What God is telling us is that if we are rooted in him, if he is at the centre, and we become more and more filled with him and with his love, then and only then will we have the ability to love other people.  We get the strength to love people, especially those we find more difficult to love, from the love we experience from God in the first place.  The more our relationship with him grows, the more this is possible.

Let me give you one example. There is a woman called Sister Alvera, from Italy.  Several years ago she set up a community to help drug addicts recover.  She believed that what these people were missing more than anything else in their lives was the love of God, and that this was where their problem was really coming from.  So she set up a centre to help them recover, a place where they could experience the love of God first hand from other people.  They live like a religious community.  They have no TV, no radio and no newspapers.  They do a lot of physical work and they pray a lot together.  The interesting thing is that through this way of life (which is basically a monastic way of life – prayer and work) hundreds of men have overcome their drug addiction, but more importantly they have discovered faith, discovered the love of God for them and begun completely new lives.  Sr. Alvera now has 36 different centres all over the world.  And just a few years ago she opened one in Knock. It is called the Cenacolo community.

There are hundreds of people like Sr.
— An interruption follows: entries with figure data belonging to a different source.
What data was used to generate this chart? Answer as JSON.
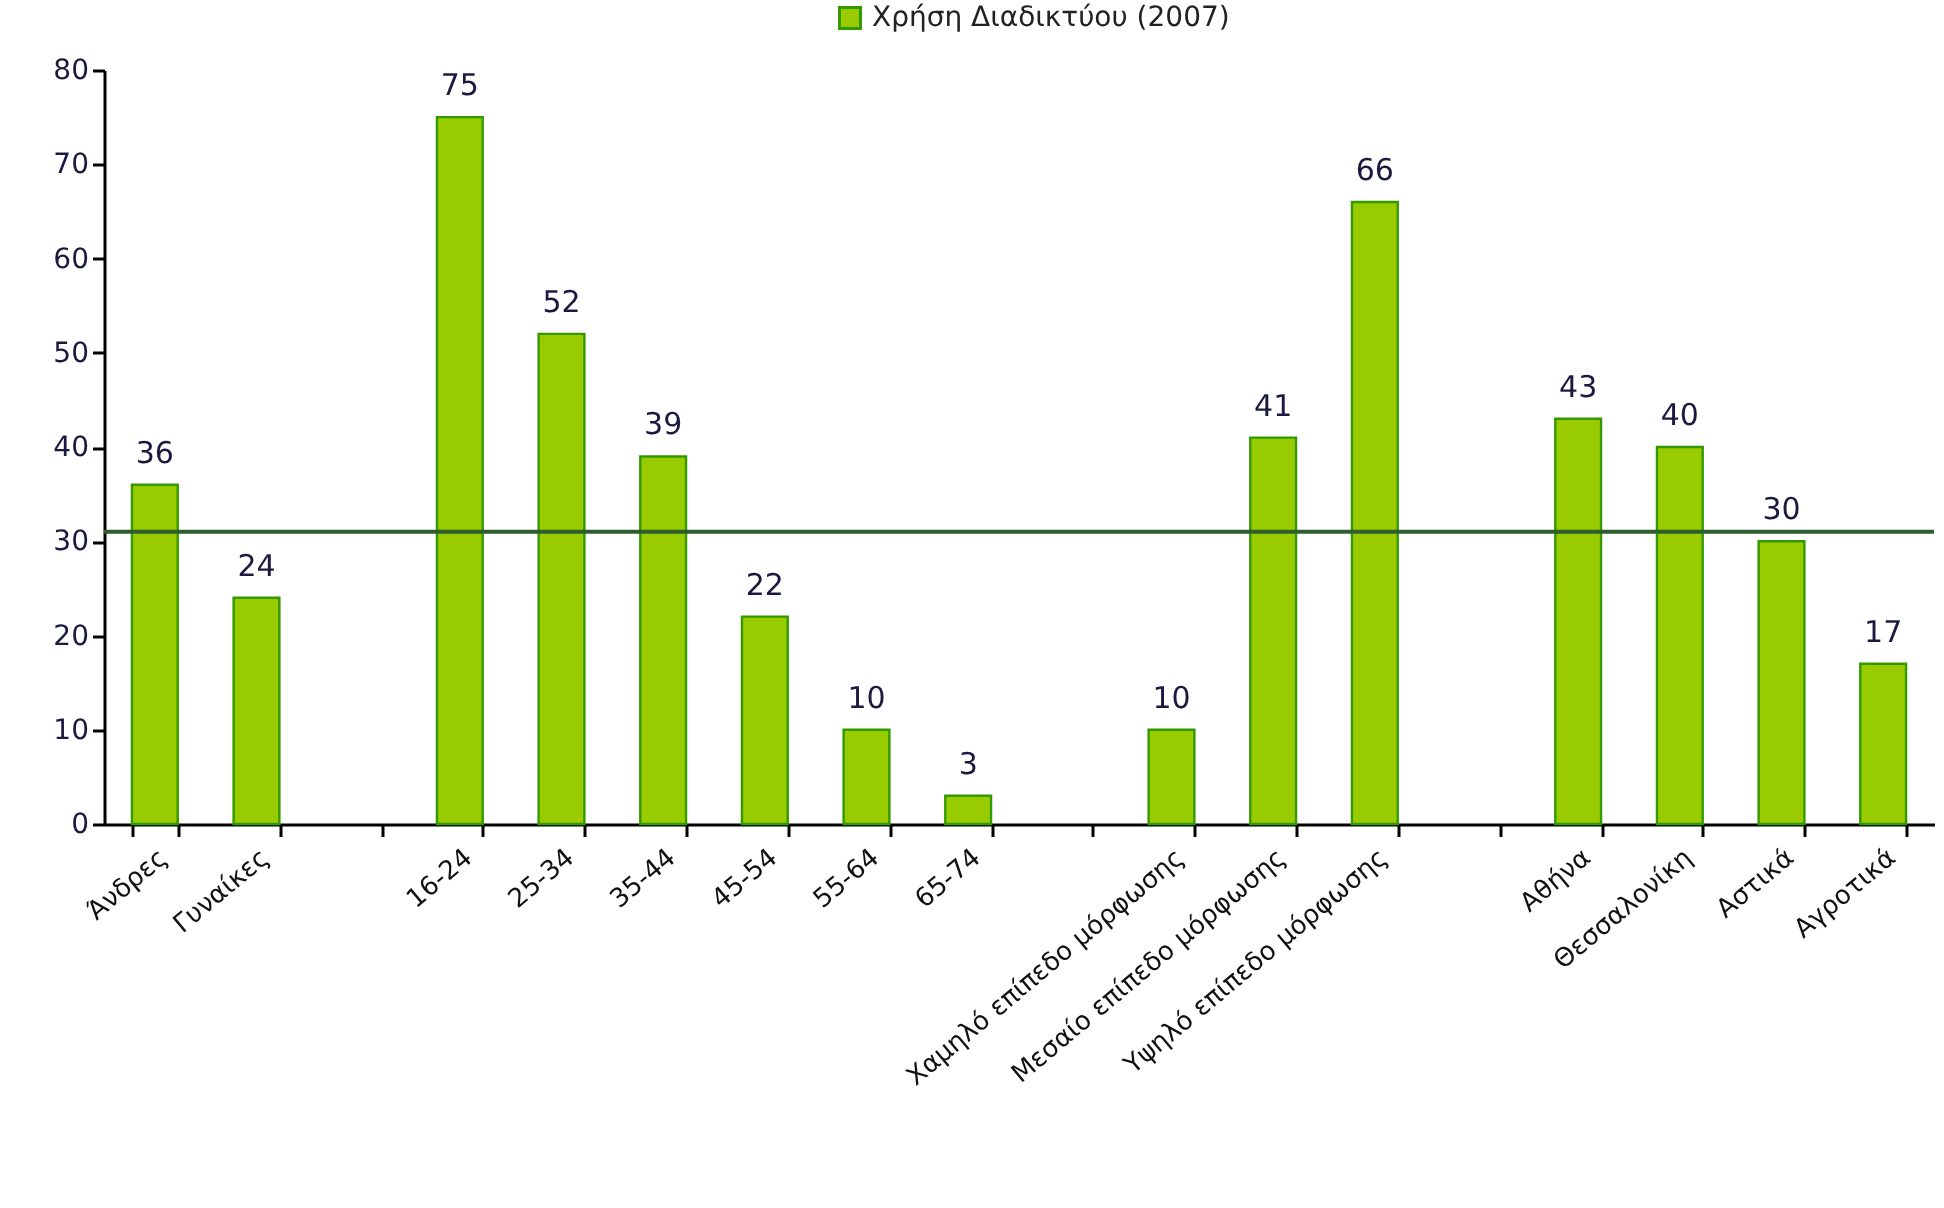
{
  "chart_data": {
    "type": "bar",
    "categories": [
      "Άνδρες",
      "Γυναίκες",
      null,
      "16-24",
      "25-34",
      "35-44",
      "45-54",
      "55-64",
      "65-74",
      null,
      "Χαμηλό επίπεδο μόρφωσης",
      "Μεσαίο επίπεδο μόρφωσης",
      "Υψηλό επίπεδο μόρφωσης",
      null,
      "Αθήνα",
      "Θεσσαλονίκη",
      "Αστικά",
      "Αγροτικά"
    ],
    "series": [
      {
        "name": "Χρήση Διαδικτύου (2007)",
        "color": "#99cc00",
        "values": [
          36,
          24,
          null,
          75,
          52,
          39,
          22,
          10,
          3,
          null,
          10,
          41,
          66,
          null,
          43,
          40,
          30,
          17
        ]
      }
    ],
    "ylim": [
      0,
      80
    ],
    "yticks": [
      0,
      10,
      20,
      30,
      40,
      50,
      60,
      70,
      80
    ],
    "legend": "top",
    "data_labels": true,
    "ref_lines": [
      {
        "axis": "y",
        "value": 31,
        "color": "#2e5e2e"
      }
    ]
  }
}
Alvera and not all religious either.  Mother Teresa is another extraordinary one.  How do they do this kind of work?  Where do they get the strength to work with people who can be very difficult and very ungrateful?  The answer is simple.  They are completely rooted in God.  Their own personal relationship with God is where they get the strength and energy.

Now you might be saying, well that’s all fine for them, but I don’t have that kind of relationship with God, I just about get to mass on Sundays.  But what God is showing us is that our ability to love one another, to put up with and respect those we don’t like, or agree with, comes from our relationship with him.  The more we come to know God, the more we can love the people around us, starting with our own families, our spouse, whoever is closest to us.  As we come to know the Lord more, our ability to love others also grows.  So the key is in coming closer to God, nothing else.

How do we come closer to God?  First, through reading his words in the bible.  The Scriptures are like personal love letters to us from God.  They are written for us personally.  Also, through receiving Jesus in the Eucharist.  We cannot get any closer to God than that.  And also through repenting of sin, because God asks us to do that.  To say that we don’t have any sins or that we don’t need to repent of them is to call God a liar.  We are sinners, we continually need to repent.  We also deepen and live our relationship with God through prayer, which is simply communicating with God. 

All of these things help to bring about conversion of the heart, rediscovering God, coming closer to him.  Only then will we be able to love the people around us and only then will our society begin to improve.

‘You must love the Lord your God with all your heart and soul.  You must love your neighbour as yourself.’